Taux de féminisation de l’armée de l’air

 

2003

2004

2005

2006

2007

MILITAIRES

17,40 %

18,10 %

19,20 %

19,29 %

20,14 %

Officiers

6,60 %

7,50 %

8,42 %

8,49 %

10,38 %

Sous-officiers

13,30 %

14,20 %

15,42 %

15,40 %

16,56 %

Militaires du rang

28,40 %

28,10 %

30,06 %

30,19 %

31,34 %

Volontaires

50,70 %

54,00 %

52,44 %

50,43 %

58,12 %

Source : ministère de la défense.

La poursuite de l’action menée par le ministère dans le processus de recrutement, de promotion et de représentation des femmes ainsi que pour mieux prendre en compte leurs conditions de vie dans les centres opérationnels ainsi que la maternité ou des congés parentaux semble marquer la volonté d’améliorer encore ce résultat. L’état-major affirme cependant qu’aucun objectif chiffré n’est recherché et que le volume en personnel féminin découle principalement du taux de réussite aux différents concours ou des sélections à l’entrée de l’institution.
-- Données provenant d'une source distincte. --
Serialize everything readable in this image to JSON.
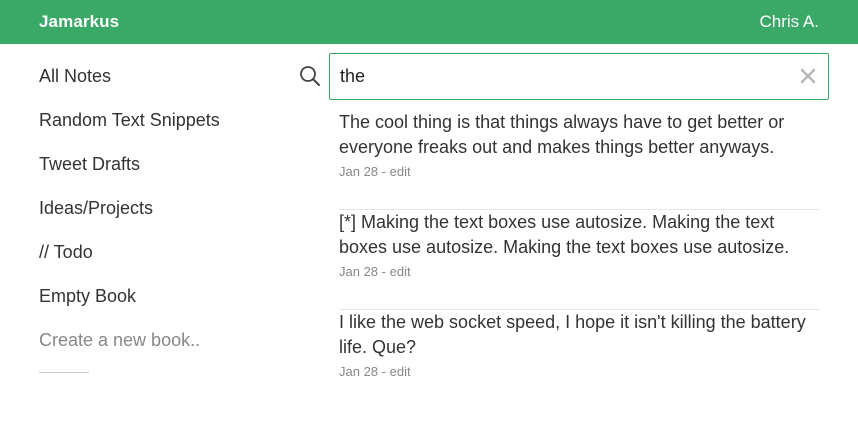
{
  "header": {
    "brand": "Jamarkus",
    "user": "Chris A."
  },
  "sidebar": {
    "books": [
      {
        "label": "All Notes"
      },
      {
        "label": "Random Text Snippets"
      },
      {
        "label": "Tweet Drafts"
      },
      {
        "label": "Ideas/Projects"
      },
      {
        "label": "// Todo"
      },
      {
        "label": "Empty Book"
      }
    ],
    "create_label": "Create a new book.."
  },
  "search": {
    "value": "the"
  },
  "notes": [
    {
      "text": "The cool thing is that things always have to get better or everyone freaks out and makes things better anyways.",
      "date": "Jan 28",
      "separator": " - ",
      "edit_label": "edit"
    },
    {
      "text": "[*] Making the text boxes use autosize. Making the text boxes use autosize. Making the text boxes use autosize.",
      "date": "Jan 28",
      "separator": " - ",
      "edit_label": "edit"
    },
    {
      "text": "I like the web socket speed, I hope it isn't killing the battery life. Que?",
      "date": "Jan 28",
      "separator": " - ",
      "edit_label": "edit"
    }
  ],
  "colors": {
    "accent": "#3aa866",
    "text": "#333333",
    "muted": "#888888"
  },
  "icons": {
    "search": "search-icon",
    "clear": "close-icon"
  }
}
2. Le moral des troupes et les mesures en faveur de la condition militaire

Pour la période 2006-2007, l’état-major de l’armée de l’air note une stabilisation du moral de ses troupes, qui met fin à une tendance à la baisse constatée depuis plusieurs années. Les aspirations sont identiques à celles relevées dans la société civile et tendent à privilégier le pouvoir d’achat, le logement et la famille parfois au détriment de leur vie professionnelle, notamment chez les plus jeunes militaires. En outre, l’ensemble du personnel attend un juste retour de la Nation par rapport aux contraintes générées par la vie militaire pour le militaire et sa famille.

Dans le domaine des conditions de travail, le sentiment de paupérisation de certaines bases aériennes ainsi que les difficultés d’approvisionnement en pièces de rechange constituent des sujets d’inquiétude et une source de démotivation qui affecte le moral du personnel. Ils génèrent également des interrogations quant aux capacités futures et au devenir d’une armée à laquelle le personnel est profondément attaché.
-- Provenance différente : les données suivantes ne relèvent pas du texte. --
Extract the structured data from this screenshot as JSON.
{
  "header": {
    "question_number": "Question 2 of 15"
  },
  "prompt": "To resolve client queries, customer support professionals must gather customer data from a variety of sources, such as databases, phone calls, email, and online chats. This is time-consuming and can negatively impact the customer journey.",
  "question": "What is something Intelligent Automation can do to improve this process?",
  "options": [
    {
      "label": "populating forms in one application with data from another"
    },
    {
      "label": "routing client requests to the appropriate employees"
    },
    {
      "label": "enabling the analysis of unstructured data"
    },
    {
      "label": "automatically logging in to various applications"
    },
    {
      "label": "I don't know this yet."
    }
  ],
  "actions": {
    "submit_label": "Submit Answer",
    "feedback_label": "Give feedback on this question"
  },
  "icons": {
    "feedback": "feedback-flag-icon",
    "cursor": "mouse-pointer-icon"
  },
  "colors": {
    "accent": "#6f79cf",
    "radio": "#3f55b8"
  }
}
S’agissant du personnel civil, l’absence de perspectives de carrière, la stagnation des rémunérations et les inquiétudes vis-à-vis de la démarche d’externalisation des fonctions de soutien général constituent les principaux sujets de préoccupation.

Au total, malgré de réels signes d’inquiétude et une stagnation du moral, des conditions de travail parfois dégradées et pour une part d’entre eux un engagement en opérations au rythme soutenu, le personnel de l’armée de l’air demeure disponible et dévoué. Les mesures en faveur de la condition militaire n’en sont que plus nécessaires et attendues.

• Le pouvoir d’achat

Plus de la moitié du personnel a le sentiment que son niveau de vie a baissé ces deux dernières années et moins d’un tiers juge que sa rémunération lui permet d’avoir des conditions de vie satisfaisantes. En outre, le personnel s’inquiète de la baisse de revenu subie au moment du départ en retraite ; la demande d’intégration des primes et indemnités dans l’assiette de calcul de la pension reste d’actualité. Une nouvelle évolution de leur régime de pension en 2008 fait également l’objet de craintes.

Le budget 2008 traduit, pour le personnel militaire, la volonté du ministère de la défense de poursuivre l’effort d’amélioration de la condition militaire :

- le plan d’amélioration de la condition militaire (PACM) : destiné à la revalorisation de l’indemnité pour charges militaires (ICM), ce plan sera doté de 5,52 millions d’euros pour l’armée de l’air en 2008 ; sur l’ensemble du plan (2002 – 2008), cette mesure aura permis de revaloriser l’ICM de 35 % en région parisienne et de 23 % en province ;

- le fond de consolidation de la professionnalisation (FCP) concerne uniquement, en 2008, le plan d’adaptation des grades aux responsabilités exercées (PAGRE) et sera doté de 0,82 million d’euros pour l’armée de l’air.

• Le logement et l’hébergement

Dans ce domaine, les attentes restent inchangées : accroissement des aides (majoration de l’indemnité pour charges militaires), réhabilitation des logements domaniaux, prise en compte des familles recomposées dans l’attribution des logements défense, accompagnement du célibat géographique.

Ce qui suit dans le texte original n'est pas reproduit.